The large number of Jaina families that have survived here to the present day, and a good quantity of religious traditions and manuscript works preserved amongst them, point to the prominence of this place as a resort of the Jaina doctrine. According to one tradition this town was known as Alakāvati in the heyday of its glory. Another tradition credits this place with the honour of a visit by Jinasēna Bhaṭṭāraka, the reputed preceptor of the Rashtrakuta monarch Amōghavarsha Nṛipatunga. The belief is prevalent that a pontifical seat was founded at Malkhod by this divine and that this tract came under the ecclesiastical jurisdiction of the preceptors of his line. The members of the local Jaina community still pay their homage to the pontifical throne of the Malkheḍ gurus. Being the native place of that inveterate foe of the Jaina creed, Ēkāntada Ramayya,' this town would also have witnessed his early contacts with the followers of the faith.

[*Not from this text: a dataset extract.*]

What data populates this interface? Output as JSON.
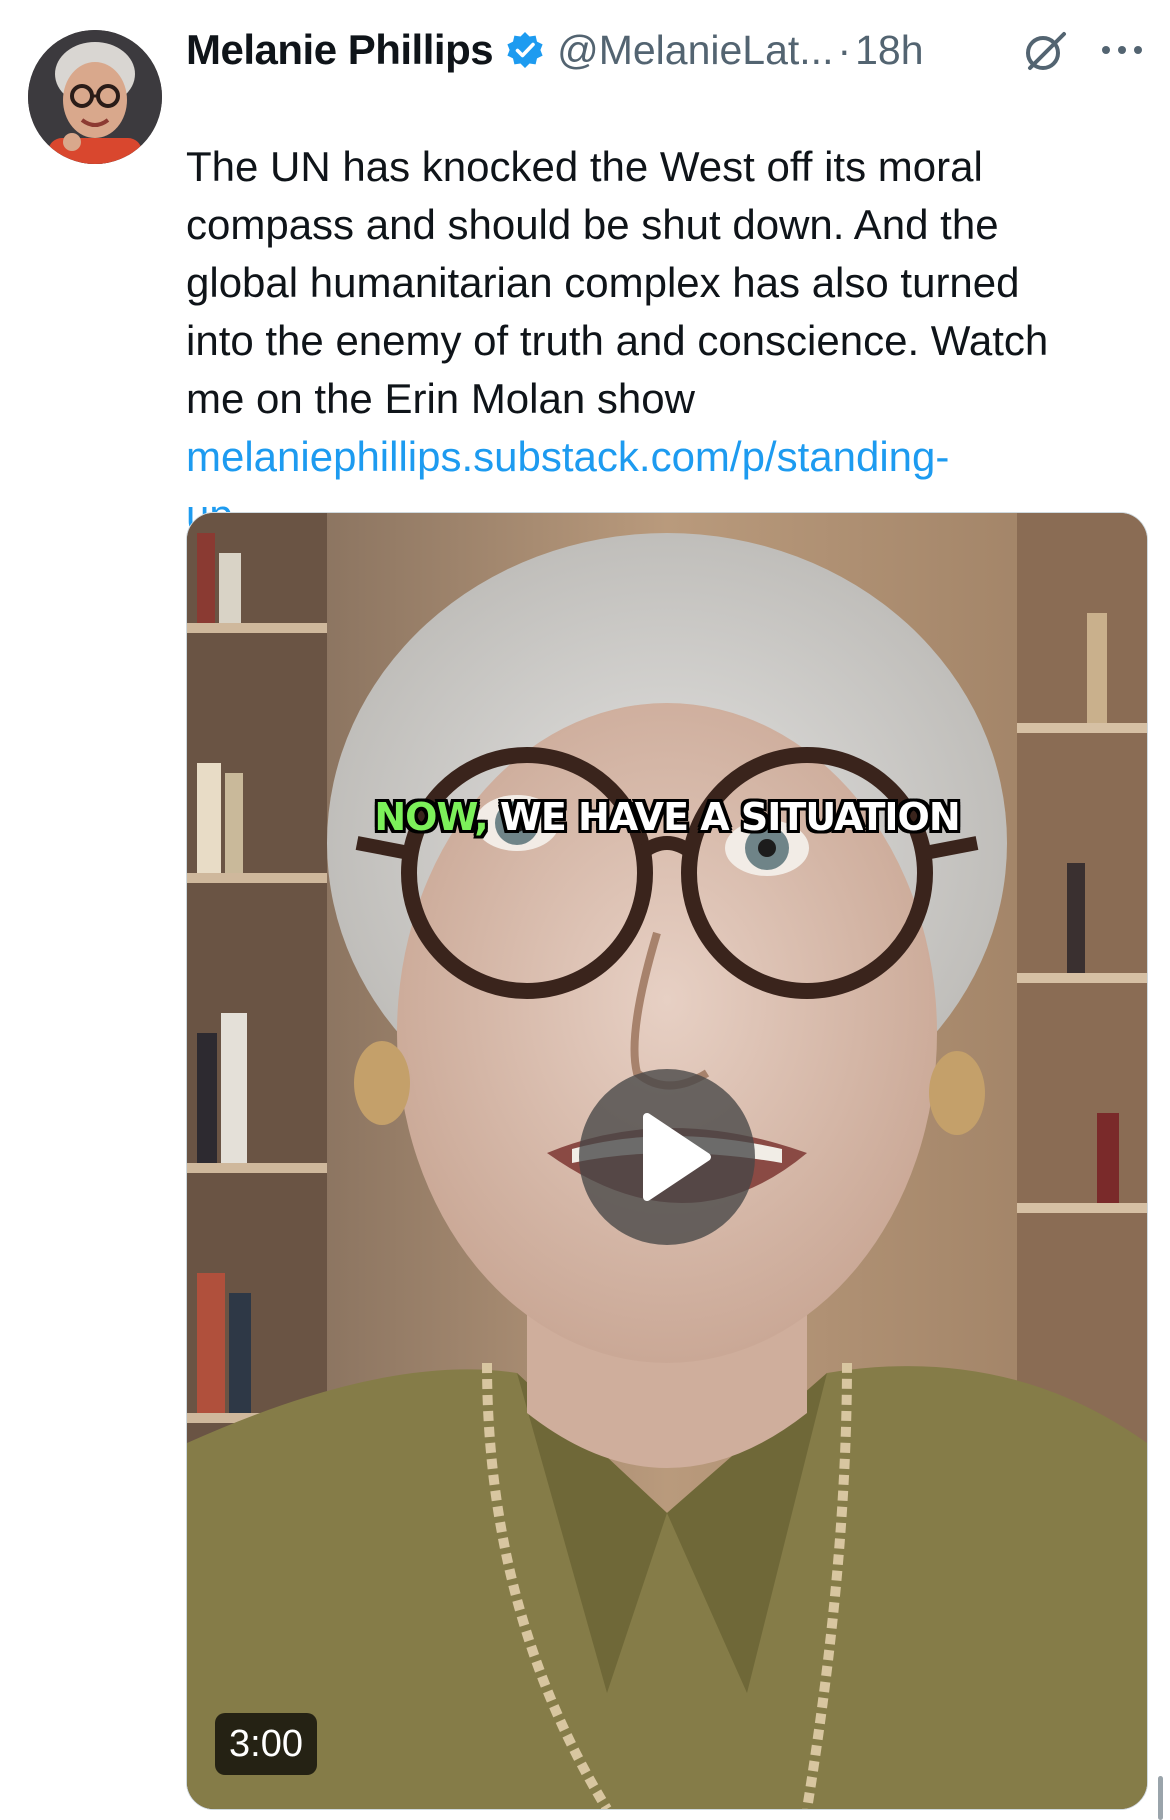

A peep into the nature of the old religious works preserved in some households here will prove useful. I may note at the outset an unfortunate event that was reported to me in this connection. A big collection of manuscript works on palmleaf, handed down for generations as precious heirloom in some families, was wilfully cast away and destroyed some years ago by persons who were too innocent to realise their worth and too incapable to take proper care of them. Now I will proceed to specify by way of illustration a few such works as I think to be representative from among the many I could glance through hurriedly within the short time at my disposal. A palmleaf manuscript work named Kaumudi Kathe was in the possession of Mr. Hirachand Sakharam Kothari. It is written in early Kannada alphabet of about the 12th century A. D. and ascribed to the authorship of Mangarasa. Students of Sanskrit literature are aware of the existence of a Jaina work named Samyaktva Kaumudi by an author of the Digambara School'. Three authors bearing the name Mangarasa figure in the history of Kannada literature. One of them assigned to the early part of the 16th century A. D. was the author of Samyaktva Kaumudi. No work bearing the above title is attributed to any of these. So this appears to be a new work. The subject merits further investigation.
1 Ep. Ind., Vol. V, p. 237; Śaraṇa Sahitya, 1941, pp. 127–30.
2 H. D. Velankar: Jinaratnakōsa, p. 424.
3 Karpātaka Kavicharite, Vol. I, pp. 416-17; Vol. II, pp. 179 ff.